End of the Road Review: Queen Latifah Leads Grounded Action Thriller With Heart

Netflix is no stranger to crime or action thrillers. Just earlier this year, the streaming service released Windfall, which saw a marriage fall apart in the midst of an odd home invasion. Then, the Russo brothers directed and produced the endlessly enjoyable The Gray Man, in which espionage and action were at the forefront of the plot. With such standardized action films, director Millicent Shelton’s latest comes as a welcomed surprise to revive the genre and ground it with great character dynamics. In End of the Road, Shelton transforms an already compelling script into one about family, motherhood, and survival. And it is nothing short of entertaining and refreshing.


Brenda (Queen Latifah) is a widow, dedicated nurse, and mother to two adoring children, Cam (Shaun Dixon) and Kelly (Mychala Lee). After the passing of her late husband Jake, Brenda finds herself in financial decline and desperate for change. With her brother Reggie (Chris “Ludacris” Bridges), Brenda journeys across the southwest to move her family from California to Houston, Texas. During this long excursion, they witness a brutal murder at a motel. Even worse, Reggie steals a bag of money left behind by a mysterious crime lord known to New Mexico as Mr. Ross. With no one to come to their rescue, Brenda, along with her children and brother, must find a way to survive not only the ruthless desert but a serial killer too.

Queen Latifah and Chris Bridges in End of the Road

David Loughery’s script for End of the Road is the kind of story one would expect to consist of full action with a healthy dose of humor on the side. While he does incorporate the right amount of exciting sequences, Loughery holds back on the comedy and opts for a narrative centered around family drama and survival instead. With this unsuspecting approach to the film’s tone comes a naturally entertaining feature that includes many strengths and even fewer flaws. As a result, Netflix’s latest mystery/action thriller is one of their best original features that is as exhilarating and action-packed as it is contained.

Throughout director Millicent Shelton’s feature — which puts crime, mystery, and doing the wrong thing for the right reasons at the core of its story — is a very important narrative about the will of a mother. Through Brenda, single motherhood and the highs and lows that come with that are put on full display. Sure, the story is quite unlikely to occur for the average Black American family, but there’s a sense of honesty that is portrayed within this script. For example, Latifah’s Brenda goes through hell and high waters to do what’s best for her kids, no matter the price she has to pay for it. This accurate portrayal of the strength from a mother’s love grounds the movie even when it ventures off into the ridiculous.

Queen Latifah in The End of the Road

As with most crime thrillers and action movies, it often feels as if the performances need not be standouts as the momentum of these films tend to entertain on their own. However, in End of the Road, Queen Latifah reminds viewers of the triple force that she is from the opening sequence.

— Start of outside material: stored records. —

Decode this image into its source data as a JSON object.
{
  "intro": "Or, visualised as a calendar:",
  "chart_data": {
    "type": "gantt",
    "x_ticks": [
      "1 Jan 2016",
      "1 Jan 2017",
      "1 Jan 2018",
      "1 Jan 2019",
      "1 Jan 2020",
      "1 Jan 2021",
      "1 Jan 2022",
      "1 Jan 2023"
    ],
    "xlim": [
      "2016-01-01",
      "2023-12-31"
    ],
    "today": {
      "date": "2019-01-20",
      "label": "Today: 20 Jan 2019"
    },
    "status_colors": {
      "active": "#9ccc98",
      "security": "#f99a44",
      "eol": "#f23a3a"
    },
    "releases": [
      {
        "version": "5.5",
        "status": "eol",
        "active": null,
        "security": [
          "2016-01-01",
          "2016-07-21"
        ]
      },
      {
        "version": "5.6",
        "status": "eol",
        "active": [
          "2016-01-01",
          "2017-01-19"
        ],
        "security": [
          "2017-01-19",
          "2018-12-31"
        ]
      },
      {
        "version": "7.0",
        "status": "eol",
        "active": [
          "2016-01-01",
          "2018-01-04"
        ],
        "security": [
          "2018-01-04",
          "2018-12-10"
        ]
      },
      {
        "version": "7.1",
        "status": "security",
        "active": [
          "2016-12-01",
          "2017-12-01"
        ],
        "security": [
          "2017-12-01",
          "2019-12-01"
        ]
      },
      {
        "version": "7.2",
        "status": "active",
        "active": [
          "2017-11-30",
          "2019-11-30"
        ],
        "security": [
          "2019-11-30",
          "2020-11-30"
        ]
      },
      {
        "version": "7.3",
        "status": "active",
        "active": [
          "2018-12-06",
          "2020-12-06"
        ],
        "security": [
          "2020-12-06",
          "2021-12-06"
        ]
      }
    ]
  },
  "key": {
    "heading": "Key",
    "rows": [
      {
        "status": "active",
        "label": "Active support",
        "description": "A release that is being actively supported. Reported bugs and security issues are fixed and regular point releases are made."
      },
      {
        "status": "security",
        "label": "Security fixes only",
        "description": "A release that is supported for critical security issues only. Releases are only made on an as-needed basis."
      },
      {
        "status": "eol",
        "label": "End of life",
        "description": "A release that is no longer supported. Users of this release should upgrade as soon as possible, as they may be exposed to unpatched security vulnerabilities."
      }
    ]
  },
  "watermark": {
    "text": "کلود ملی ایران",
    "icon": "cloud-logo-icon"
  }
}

As Brenda, Latifah is fierce, putting on a show-stopping performance and showcasing that acting is another seamless notch on her talent belt. Ludacris also stands out in his return to film since playing the character Tej in Fast & Furious 9. His chemistry with Queen Latifah is heartwarming and will remind viewers about the power of family. Lastly, Dixon and Lee are two stars in the making. They are excellent as brother and sister, providing the comedic relief that bickering siblings often give.

Shelton’s latest is a grounded action thriller that is heavy on the drama, pairing nicely with its frequent action-packed sequences. At its core, this is a narrative about the value of family, and Loughery’s script plays into it nicely as the story unfolds. Rich with endless entertaining and heartwarming moments, End of the Road appropriately plays into its strengths while leaving plenty of room to keep audiences guessing. With stellar performances from the cast and a sufficient balance between heart and thrills, this is the kind of movie that is perfect for a weekend with family.

End of the Road released on Netflix September 9. The film is 89 minutes and rated R for some strong/bloody violence, drug use, sexual content, and language.